Few countries can match this. So, many managers would love it – and now must figure out a way to stop it. For some time to come.
That all points to how this is more than just a strength unique to this English squad, but one almost unique to English football culture. It certainly isn’t exaggerated to say it could be becoming the country’s version of Spain’s polished passing midfielders, Uruguay’s rugged centre-halves or Germany’s technical universalists; a hallmark of the national coaching structure.
It is definitely a planned product of that coaching structure, as Southgate explained in the aftermath of England’s 4-0 win in Pristina.
“Yes, I think if you went back, probably 15 years or so, and talked to people in football development, they’d have talked about needing to develop wingers and needing to develop defenders who were comfortable on the ball,” the manager said.
While many coaches would say this is something greatly set up by the kids’ “cage culture” in many parts of the country – particularly south London, where it has effectively replaced street football – it has then been institutionally developed and honed by a concentration on one-on-one training, and specialism in this area.
This is something that has been missing in similarly big coaching cultures like Germany, where training is mainly unopposed and it’s mostly pass and move. This is precisely why so many Bundesliga clubs have so prioritised this new generation of English talent – most notably, Sancho.
It is now the country’s most identifiable football quality.
And such a distinctive shift in the coaching structure has naturally led to a shift in the England team. You don’t even have to go back as far as 15 years for that. You can look to 16 months ago, and the World Cup.
The extent of the change in the side over this qualifying campaign is actually under-appreciated, but becomes immediately apparent when you look back to the starting line-up from the semi-final against Croatia.
There’s first of all the fact that half of those outfield players – Dele Alli, Jesse Lingard, Ashley Young and to a lesser extent Kyle Walker and Kieran Tripper – can’t really get in the team any more. There’s secondly the shape and movement of that team.
The approach for that Croatia match just felt so much more tactically rigid, with that partly due to Southgate’s necessarily pragmatic 3-5-2 formation to cover gaps in the squad’s qualities. It was a tactical template almost placed on the team, rather than a natural extension from their natural abilities.
Southgate no longer looks at it like that. Instead of a formation primarily applied to minimise the squad’s weaknesses, he is now confident enough to apply one that maximises its strengths. This is why he is now set on a 4-3-3, and has admitted that is due to the abundance of wide players. Southgate is now very much playing to the team’s – and football culture’s – greatest strength. It makes complete sense.

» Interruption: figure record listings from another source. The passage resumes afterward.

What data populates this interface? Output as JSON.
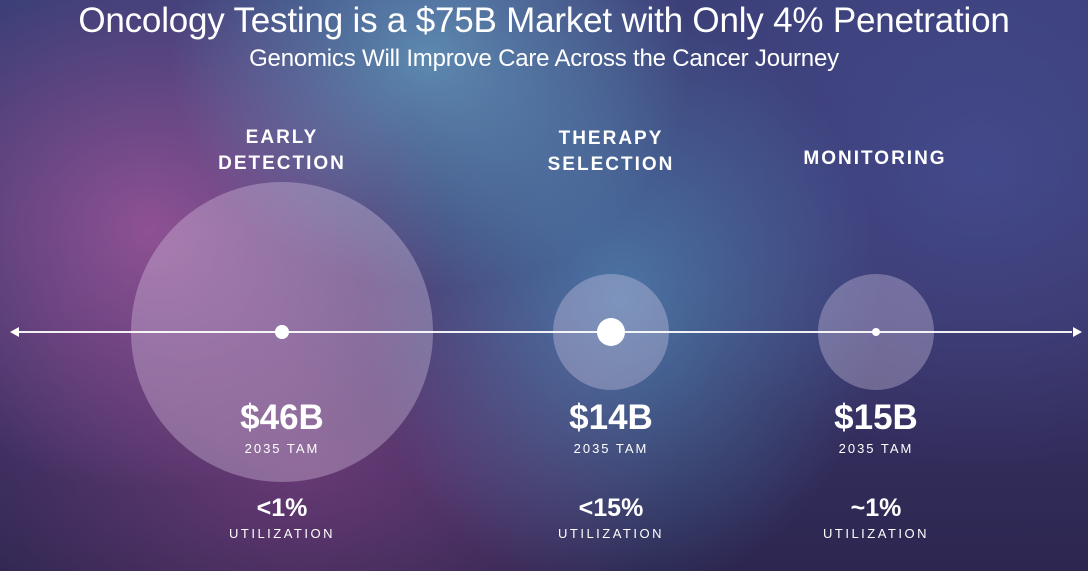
{
  "title": "Oncology Testing is a $75B Market with Only 4% Penetration",
  "subtitle": "Genomics Will Improve Care Across the Cancer Journey",
  "stages": [
    {
      "label": "EARLY\nDETECTION",
      "amount": "$46B",
      "tam_label": "2035 TAM",
      "utilization": "<1%",
      "utilization_label": "UTILIZATION"
    },
    {
      "label": "THERAPY\nSELECTION",
      "amount": "$14B",
      "tam_label": "2035 TAM",
      "utilization": "<15%",
      "utilization_label": "UTILIZATION"
    },
    {
      "label": "MONITORING",
      "amount": "$15B",
      "tam_label": "2035 TAM",
      "utilization": "~1%",
      "utilization_label": "UTILIZATION"
    }
  ],
  "colors": {
    "text": "#ffffff",
    "bubble": "#e6d7f0"
  }
}
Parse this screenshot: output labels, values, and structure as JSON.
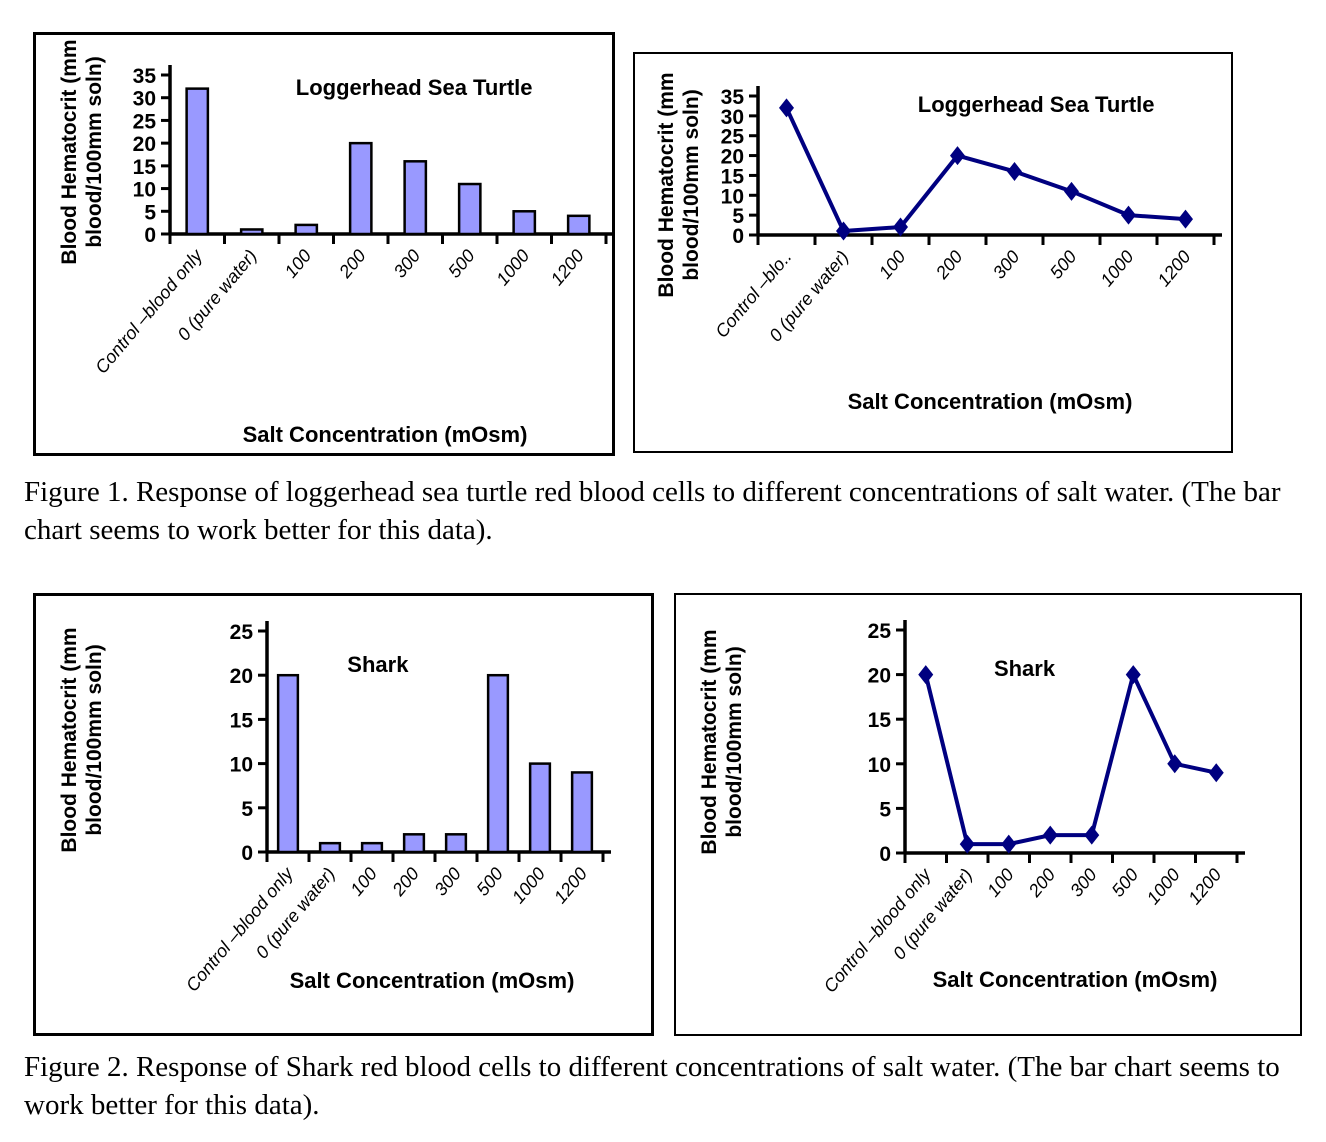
{
  "captions": {
    "figure1": "Figure 1.  Response of loggerhead sea turtle red blood cells to different concentrations of salt water.  (The bar chart seems to work better for this data).",
    "figure2": "Figure 2.  Response of Shark red blood cells to different concentrations of salt water.  (The bar chart seems to work better for this data)."
  },
  "colors": {
    "bar_fill": "#9999FF",
    "bar_stroke": "#000000",
    "line": "#000080",
    "axis": "#000000"
  },
  "chart_data": [
    {
      "type": "bar",
      "title": "Loggerhead Sea Turtle",
      "categories": [
        "Control –blood only",
        "0 (pure water)",
        "100",
        "200",
        "300",
        "500",
        "1000",
        "1200"
      ],
      "values": [
        32,
        1,
        2,
        20,
        16,
        11,
        5,
        4
      ],
      "xlabel": "Salt Concentration (mOsm)",
      "ylabel": "Blood Hematocrit (mm blood/100mm soln)",
      "ylabel_lines": [
        "Blood Hematocrit (mm",
        "blood/100mm soln)"
      ],
      "ylim": [
        0,
        35
      ],
      "ytick_step": 5,
      "grid": false,
      "legend": "none",
      "bar_color": "#9999FF"
    },
    {
      "type": "line",
      "title": "Loggerhead Sea Turtle",
      "categories": [
        "Control –blo..",
        "0 (pure water)",
        "100",
        "200",
        "300",
        "500",
        "1000",
        "1200"
      ],
      "values": [
        32,
        1,
        2,
        20,
        16,
        11,
        5,
        4
      ],
      "xlabel": "Salt Concentration (mOsm)",
      "ylabel": "Blood Hematocrit (mm blood/100mm soln)",
      "ylabel_lines": [
        "Blood Hematocrit (mm",
        "blood/100mm soln)"
      ],
      "ylim": [
        0,
        35
      ],
      "ytick_step": 5,
      "grid": false,
      "legend": "none",
      "line_color": "#000080",
      "marker": "diamond"
    },
    {
      "type": "bar",
      "title": "Shark",
      "categories": [
        "Control –blood only",
        "0 (pure water)",
        "100",
        "200",
        "300",
        "500",
        "1000",
        "1200"
      ],
      "values": [
        20,
        1,
        1,
        2,
        2,
        20,
        10,
        9
      ],
      "xlabel": "Salt Concentration (mOsm)",
      "ylabel": "Blood Hematocrit (mm blood/100mm soln)",
      "ylabel_lines": [
        "Blood Hematocrit (mm",
        "blood/100mm soln)"
      ],
      "ylim": [
        0,
        25
      ],
      "ytick_step": 5,
      "grid": false,
      "legend": "none",
      "bar_color": "#9999FF"
    },
    {
      "type": "line",
      "title": "Shark",
      "categories": [
        "Control –blood only",
        "0 (pure water)",
        "100",
        "200",
        "300",
        "500",
        "1000",
        "1200"
      ],
      "values": [
        20,
        1,
        1,
        2,
        2,
        20,
        10,
        9
      ],
      "xlabel": "Salt Concentration (mOsm)",
      "ylabel": "Blood Hematocrit (mm blood/100mm soln)",
      "ylabel_lines": [
        "Blood Hematocrit (mm",
        "blood/100mm soln)"
      ],
      "ylim": [
        0,
        25
      ],
      "ytick_step": 5,
      "grid": false,
      "legend": "none",
      "line_color": "#000080",
      "marker": "diamond"
    }
  ]
}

The great wonder remains whether it can sufficiently offset the country’s great weakness, that itself is another product of that coaching culture: the lack of a world-class midfield passer.
“There aren’t lots of those players who can play like [Frenkkie] De Jong or Jorginho, someone who can control and pivot,” Southgate explained. “A lot of academies convert defenders into that and it means that if I looked around junior teams, there are lots of clear examples of those types of players, so that’s an interesting challenge, if you like, for coach education in our country, I think. Because in other parts of the world that player is key to everything, really.”
All of this does mean that England are still likely to cede control in the biggest games, against the biggest teams.
The true difference now, however, is that they have an abundance of players who revel in those rare moments when a game goes out of control. They have so many wide forwards who are brilliant in transition, or breaks.
It is precisely why Southgate’s side have racked up such a huge scoring record, even though they have only infrequently been in convincing command of games. It is because they have these players who can shred you in an instant, who so marvellously move together. Extended periods of possession can be undone in an instant, if you suddenly have Sterling – or Sancho, or Hudson-Odoi, or Rashford – bearing down on goal at full pelt.
That will give them a chance in the majority of matches, no matter how they’re actually performing. It is why so many other managers are envious of it. It is something now almost unique to England, their new hallmark, but stamped on the side.